Mehr vom Leben – Interview mit einer CF-Patientin

Mehr vom Leben: Wollen wir das nicht alle? Heute vielleicht mehr denn je, wo uns doch so viele Freiheiten und Möglichkeiten offenstehen? Aber wie geht das, wenn man zum Beispiel durch eine chronische Krankheit im Alltag eingeschränkt und durch diese womöglich beim Verfolgen der eigenen Träume behindert wird? Das haben wir Denise Yahrling gefragt. Sie lebt von Geburt an mit der Stoffwechselerkrankung Mukoviszidose und ihr ist schon immer vor allem eines wichtig: "Mehr vom Leben". Dazu gehört, die Zeit, die man auf der Erde hat, auszukosten und möglichst erfüllt zu leben – und zwar trotz chronischer Krankheit. Wie sie das macht, erfahrt ihr im Interview mit ihr.

PARI-Blog: Wer oder was gibt dir "mehr vom Leben"?

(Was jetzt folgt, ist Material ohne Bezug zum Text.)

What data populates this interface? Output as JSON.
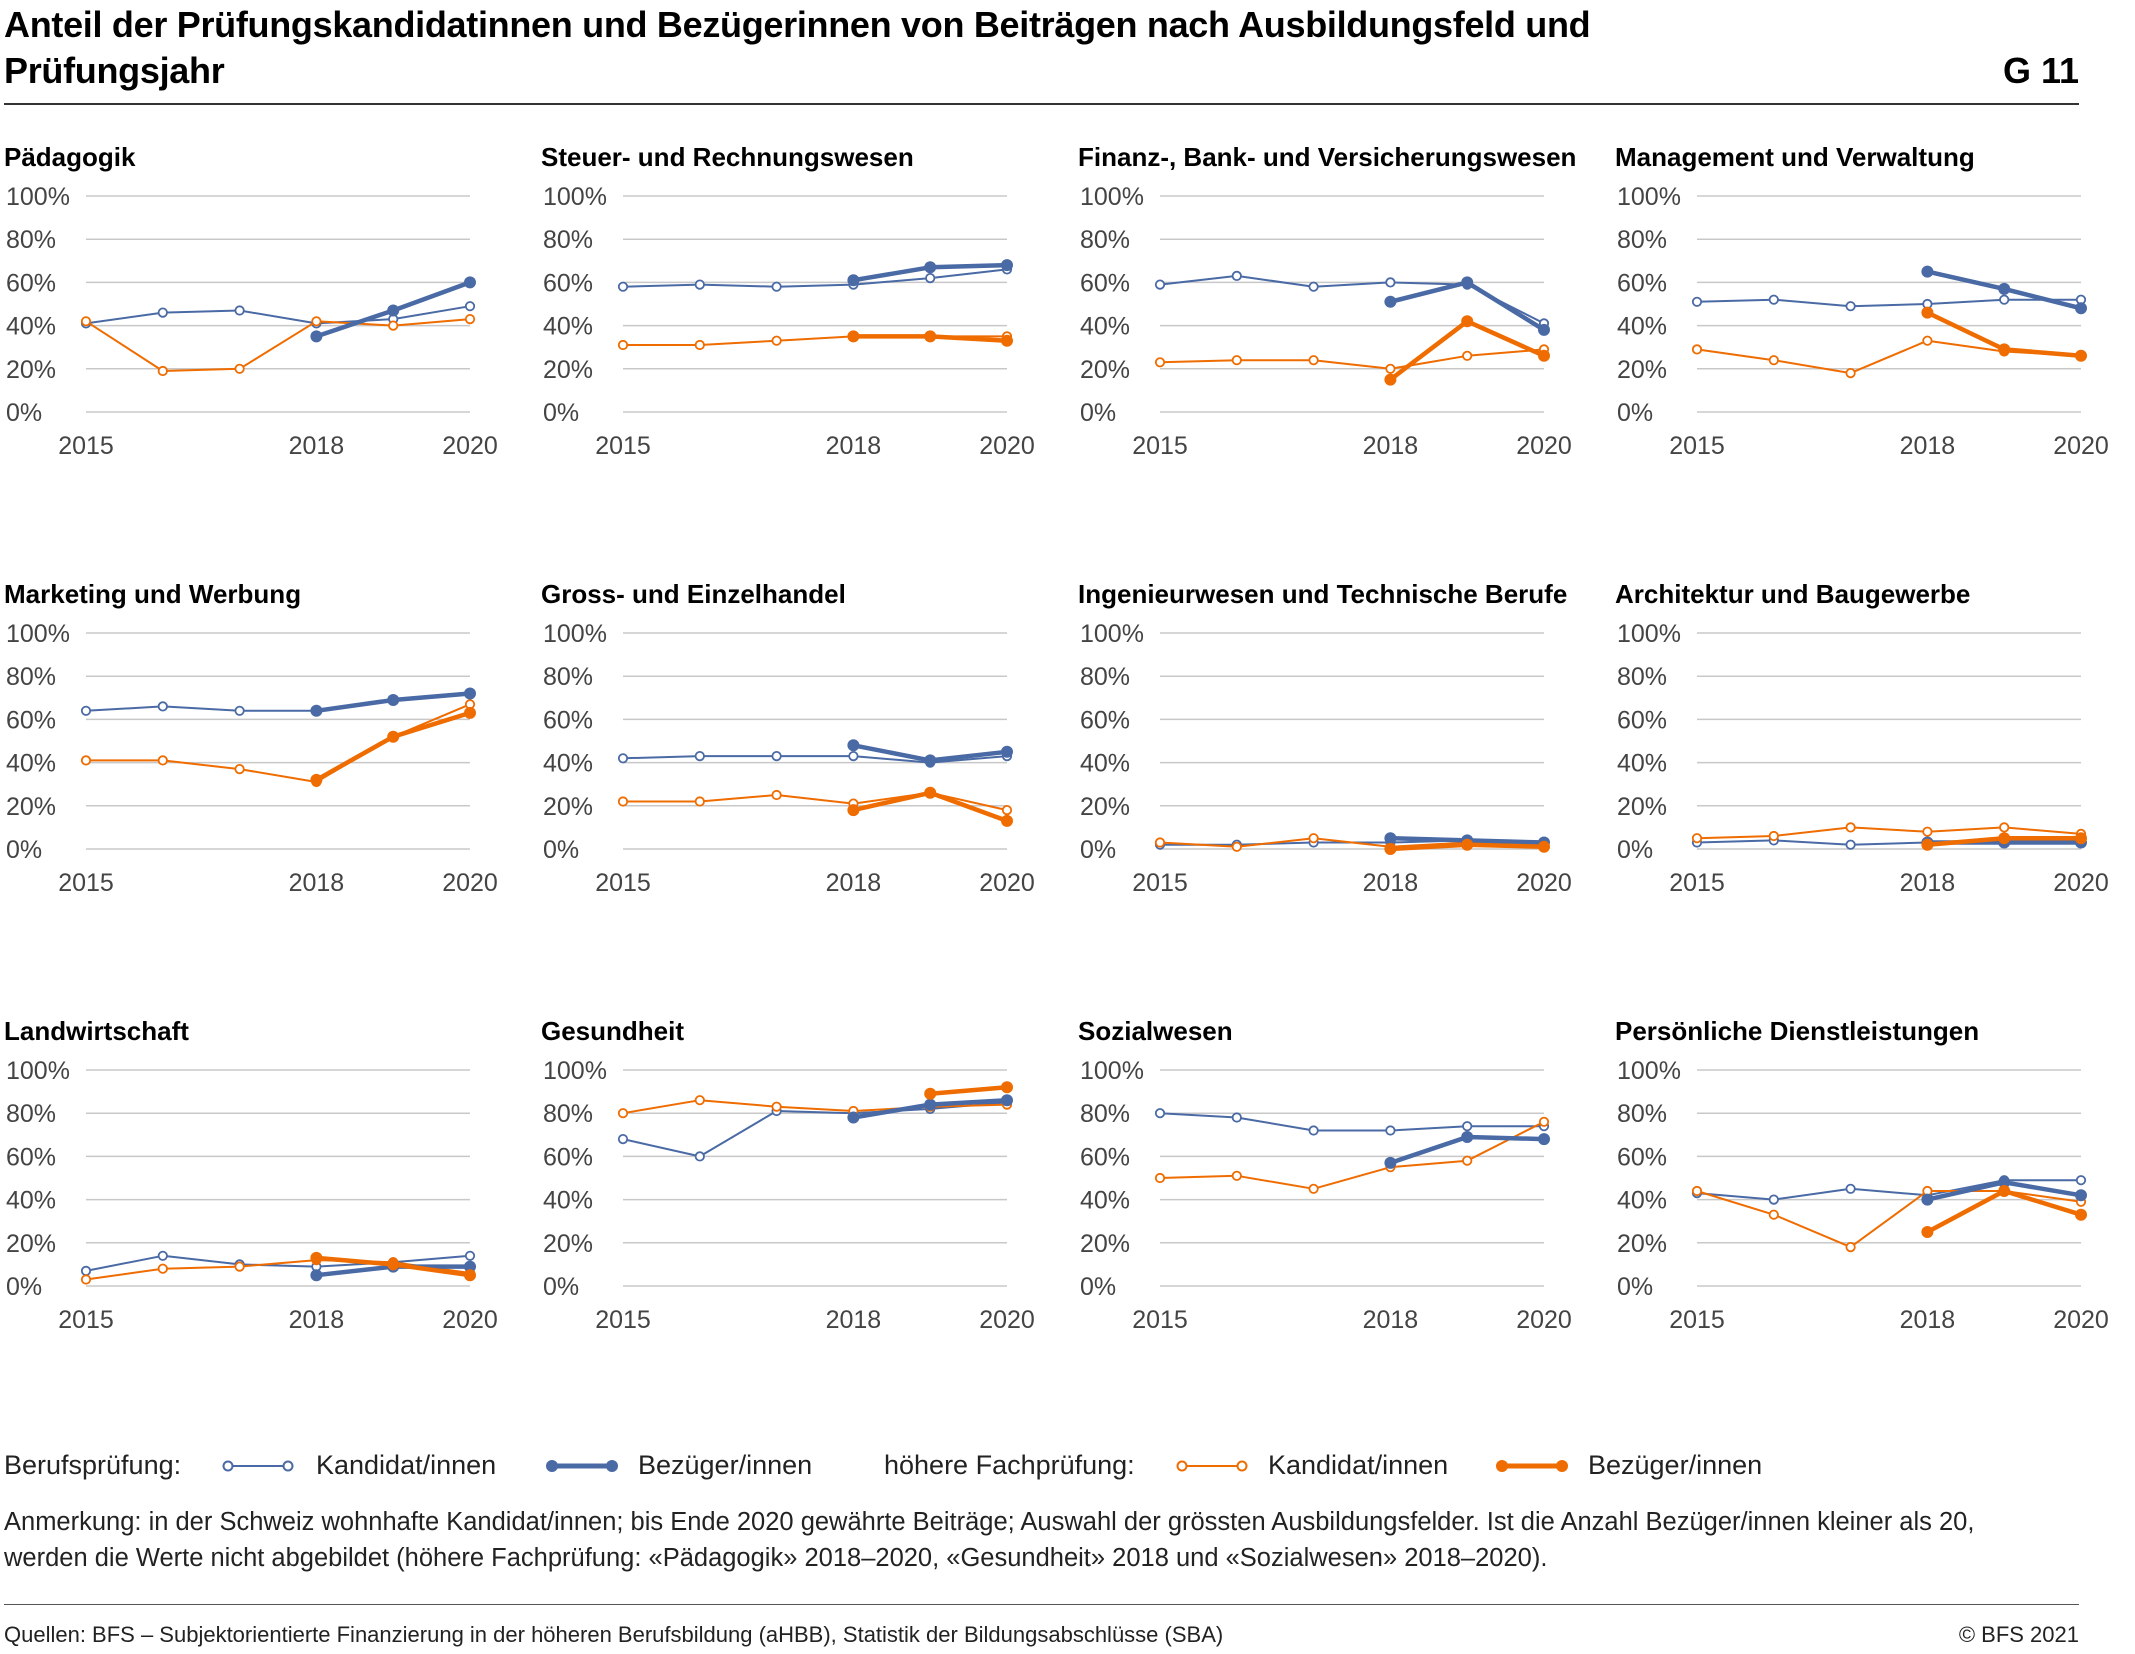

Ich würde sagen, es ist mehr ein "was", das für mich ein "mehr vom Leben" ausmacht. Ich versuche nämlich stets nach dem Motto "Folge deinem Herzen" zu leben. Ich glaube nämlich, dass wir uns häufig von Denkmustern, Konditionierungen und von dem, was andere von uns erwarten, leiten lassen. Ich möchte damit nicht sagen, dass man sich nur von Gefühlen leiten lassen sollte, denn der Verstand ist natürlich nicht ohne Grund ein überlebenswichtiger Anteil des menschlichen Wesens. Aber ich zumindest weiß mittlerweile, dass mein Herz eigentlich immer die richtige Richtung weist – auch wenn dies dann nicht immer dem einfachsten Weg entspricht. Zu einem erfüllten Leben sind für mich auch Achtsamkeit, Selbstreflexion und Freiheit wichtige Schlüsselfaktoren. Achtsamkeit, um bewusst im Moment zu leben. (Selbst-)Reflexion, um die Dinge regelmäßig zu hinterfragen und die Freiheit, mein Leben so gestalten zu können, wie es zu mir und meinen Vorlieben und Bedürfnissen passt.

PARI-Blog: Was ist für dich wichtig im Leben?

Für mich sind vor allem die Menschen wichtig, meine guten Freunde und meine Familie. Was mir außerdem wichtig ist: Aktivitäten nachgehen, die mir guttun. Möglichst viel Zeit in der Natur verbringen. Mich bewegen und fit halten. Meditation, Yoga und Tanzen sind mir wichtig. Die Seele baumeln lassen. Am Meer sein... um nur einige zu nennen. Und ein großer Faktor für mich: Beruflich das tun zu können, was mich erfüllt. Kreativität ist außerdem ein essenzieller Teil meines Lebens, mich ausdrücken dürfen – ob beim Schreiben, Musik machen, Zeichnen oder Fotografieren.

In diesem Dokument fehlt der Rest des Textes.